Auf der Suche nach einer Blutspur

Beamte haben sich mit Spürhunden zurück an den Tatort begeben. Untersucht wird noch einmal intensiv der genaue Tathergang. Die Suchhunde sind im zweiten Bezirk am Treppelweg unterwegs und versuchen, eine mögliche Blutspur, die der Täter dort hinterlassen haben soll, aufzuspüren. Laut Polizeiangaben hatte der Messerstecher eine Verletzung an der Hand erlitten.

Außerdem: Möglicherweise werden Zeugen gefunden, die etwas gesehen haben. Gesucht werden auch Hinweise zu möglichen Hintergründen für die Tat des Verdächtigen.

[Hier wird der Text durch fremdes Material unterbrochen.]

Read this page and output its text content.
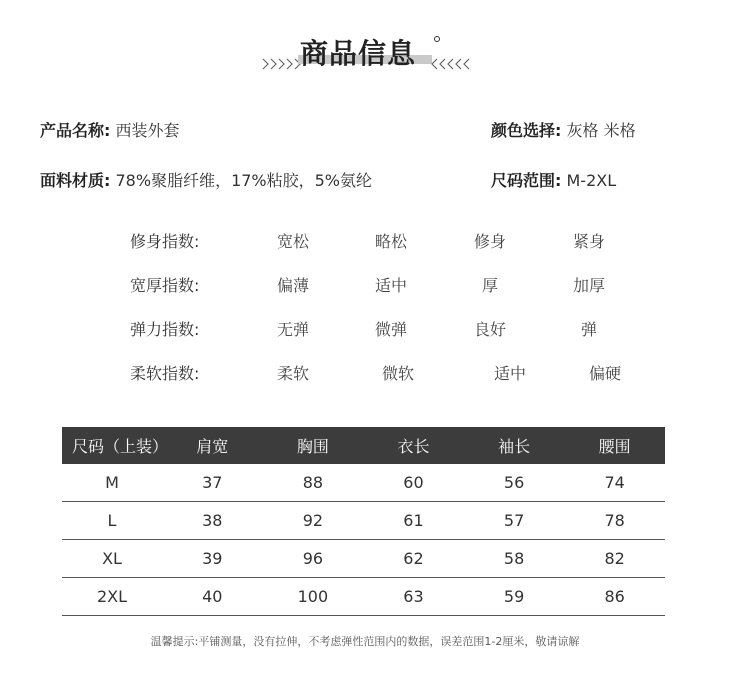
商品信息
产品名称: 西装外套	颜色选择: 灰格 米格
面料材质: 78%聚脂纤维，17%粘胶，5%氨纶	尺码范围: M-2XL
修身指数:	宽松	略松	修身	紧身
宽厚指数:	偏薄	适中	厚	加厚
弹力指数:	无弹	微弹	良好	弹
柔软指数:	柔软	微软	适中	偏硬
尺码（上装）	肩宽	胸围	衣长	袖长	腰围
M	37	88	60	56	74
L	38	92	61	57	78
XL	39	96	62	58	82
2XL	40	100	63	59	86
温馨提示:平铺测量，没有拉伸，不考虑弹性范围内的数据，误差范围1-2厘米，敬请谅解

So berichtet die Welt über die Messerattacke in Wien:
Messerattacke in Wien: Die Schlagzeilen der Welt

Nach wie vor ist unklar, ob es sich bei dem noch am Mittwochabend festgenommenen Afghanen (23), der am Praterstern einen 20-Jährigen mit einem Messer verletzt hat, auch um den Angreifer vom Nestroyplatz handelt. Das müssen die weiteren Ermittlungen, unter anderem Zeugenbefragungen, ergeben. Laut Polizei sind sich die Augenzeugen uneinig.

Gegen 19.45 Uhr am Mittwochabend wurde eine dreiköpfige Familie – Vater 67, Mutter 56 und Tochter 17 Jahre alt – auf der Praterstraße Höhe Nestroyplatz vor einem japanischen Restaurant von einem Täter offenbar wahllos mit einem Klappmesser niedergestochen. Die schwer verletzten Opfer wurden nach der Erstversorgung ins Spital gebracht. Der Familienvater, ein 67-jähriger Mann, musste am Tatort wiederbelebt werden. Sie schweben in Lebensgefahr. Zudem ist ein 20-jähriger Tschetschene schwer verletzt worden. Alle vier Opfer schweben in Lebensgefahr.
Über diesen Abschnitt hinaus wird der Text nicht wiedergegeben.